Oh yeah this is my fault, I understood your meaning but wanted to make a separate point about the average user and their very specific.

IMO the vast majority of open source projects will use that word because it is a legitimate benefit, but it's anathema to the average consumer. It just signals "this is for criminals", even if it shouldn't.

Agree it's clearly a valuable feature -- it's hard to even demonstrate the value these days. "no algorithms" or "no tracking" might work, but it's so hard to verbalize.

With regards to the F/OSS solutions like peertube and the difficulty of marketing all this stuff (filecoin with/without crypto)... There just aren't the right incentives or the right insane person hasn't come along yet.

> That's not out of reach for the likes of someone like Louis Rossman, who really ought be moving off youtube

Maybe this is a bit weird but IMO Louis has been incredibly effective in his fight for right to repair, and I would hate to sacrifice his reach for a more user-friendly platform. I agree with the idea of at least simulcasting. Maybe it's another difficulty problem.

I haven't kept up with the stuff he's doing with FUTO these days as closely, but you have to fight on the battleground you're given. Winning and moral purity are often at odds, and IMO this isn't a place where moral purity is paramount.

IMO one of the hidden lynchpins here is the default license that youtube broadcasts with. I think there's a really clear legal path to downloading a LOT of youtube if only more things were CC licensed on there (not the default YouTube license) and accessible without logging in (similar to the LinkedIn scraping case).


As I understand it, Signum (nee Burstcoin) is indeed the Proof of Capacity blockchain thingy that was using hard drives to store data with no external value. This is related to but different from to Proof of Storage schemes likes Filecoin where, IIRC, the data being stored was data of extrinsic value like PDFs or GIFs or whatever. I think that's also related to "Proof of Space-Time", meaning not only did you write the received data to disk, but you've _still_ got it written to disk.

PoC, e.g., Signum = get paid for proving that you paid for storage rather than CPU/GPU/ASIC cycles

PoS, e.g., Filecoin = get paid for renting out your storage to those willing to pay in return for storing data

Thanks for this really interesting side-thread; I have learned a lot!

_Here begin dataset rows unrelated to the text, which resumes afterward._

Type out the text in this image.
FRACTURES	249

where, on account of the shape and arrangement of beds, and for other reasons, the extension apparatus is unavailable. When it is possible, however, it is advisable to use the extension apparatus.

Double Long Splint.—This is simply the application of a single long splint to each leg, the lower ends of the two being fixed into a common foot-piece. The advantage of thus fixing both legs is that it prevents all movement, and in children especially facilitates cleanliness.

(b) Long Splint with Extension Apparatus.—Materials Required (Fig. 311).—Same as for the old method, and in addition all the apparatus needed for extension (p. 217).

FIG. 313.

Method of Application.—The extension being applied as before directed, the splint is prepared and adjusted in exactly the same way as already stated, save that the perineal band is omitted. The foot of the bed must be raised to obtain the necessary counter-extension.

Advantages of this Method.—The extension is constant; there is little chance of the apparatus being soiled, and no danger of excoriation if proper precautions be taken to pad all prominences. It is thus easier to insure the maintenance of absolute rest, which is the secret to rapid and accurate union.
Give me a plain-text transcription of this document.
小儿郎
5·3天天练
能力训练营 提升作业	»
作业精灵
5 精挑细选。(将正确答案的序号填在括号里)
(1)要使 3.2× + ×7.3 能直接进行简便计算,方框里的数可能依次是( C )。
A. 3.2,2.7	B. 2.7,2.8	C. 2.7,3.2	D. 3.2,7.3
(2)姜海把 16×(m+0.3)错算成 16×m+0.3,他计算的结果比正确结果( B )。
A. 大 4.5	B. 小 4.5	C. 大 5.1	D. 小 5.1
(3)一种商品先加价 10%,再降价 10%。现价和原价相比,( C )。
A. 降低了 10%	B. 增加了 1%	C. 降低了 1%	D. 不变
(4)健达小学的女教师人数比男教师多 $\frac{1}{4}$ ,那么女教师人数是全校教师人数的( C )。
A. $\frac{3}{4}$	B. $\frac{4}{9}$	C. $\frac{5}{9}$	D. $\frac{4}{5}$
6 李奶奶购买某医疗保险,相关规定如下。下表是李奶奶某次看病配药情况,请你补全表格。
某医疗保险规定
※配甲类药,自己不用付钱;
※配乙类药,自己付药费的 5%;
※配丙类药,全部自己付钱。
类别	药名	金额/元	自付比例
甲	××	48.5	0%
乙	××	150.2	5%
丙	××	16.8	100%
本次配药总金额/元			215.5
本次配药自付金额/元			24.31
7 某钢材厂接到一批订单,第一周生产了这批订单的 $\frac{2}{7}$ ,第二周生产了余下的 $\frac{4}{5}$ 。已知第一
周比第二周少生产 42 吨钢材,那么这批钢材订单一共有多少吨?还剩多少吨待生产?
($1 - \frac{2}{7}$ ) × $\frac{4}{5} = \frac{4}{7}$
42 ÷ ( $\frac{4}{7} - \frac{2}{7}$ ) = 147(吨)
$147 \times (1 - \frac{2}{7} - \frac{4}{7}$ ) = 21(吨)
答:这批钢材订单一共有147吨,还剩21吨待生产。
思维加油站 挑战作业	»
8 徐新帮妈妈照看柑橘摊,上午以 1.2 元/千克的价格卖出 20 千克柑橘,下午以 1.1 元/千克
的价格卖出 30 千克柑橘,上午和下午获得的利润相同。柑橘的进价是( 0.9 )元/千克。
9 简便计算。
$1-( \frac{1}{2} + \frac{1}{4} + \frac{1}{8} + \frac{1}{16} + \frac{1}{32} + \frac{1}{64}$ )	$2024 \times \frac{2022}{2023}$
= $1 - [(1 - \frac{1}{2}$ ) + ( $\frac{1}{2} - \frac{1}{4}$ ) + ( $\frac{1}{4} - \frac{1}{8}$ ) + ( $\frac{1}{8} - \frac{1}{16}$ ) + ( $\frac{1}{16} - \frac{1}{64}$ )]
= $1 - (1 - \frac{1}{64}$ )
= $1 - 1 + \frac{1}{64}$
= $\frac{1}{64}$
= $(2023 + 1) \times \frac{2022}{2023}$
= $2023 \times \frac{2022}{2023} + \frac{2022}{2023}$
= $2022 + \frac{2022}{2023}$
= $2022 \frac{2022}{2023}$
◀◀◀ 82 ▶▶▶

I've been interested in distributed storage for a long time and while I've known about PeerTube and IPFS and the Fediverse for ages I haven't really played with them personally. I go back and forth between keeping TiBs of storage online, and turning everything off as a concession to keeping my overall electricity bill in check. But in general I like the idea of letting my private machines contribute to something greater than themselves. I will have to look into the ways in which I can contribute to these projects.


A reminder that it's not anonymity in the law enforcement sense because IP addresses are akin to a pseudonym and can be tracked down.

Also, for other cases you can't expect to be anonymous unless you run script blockers. And block first party scripts for the most egregious offenders (for which their websites won't work anyway at that point I guess).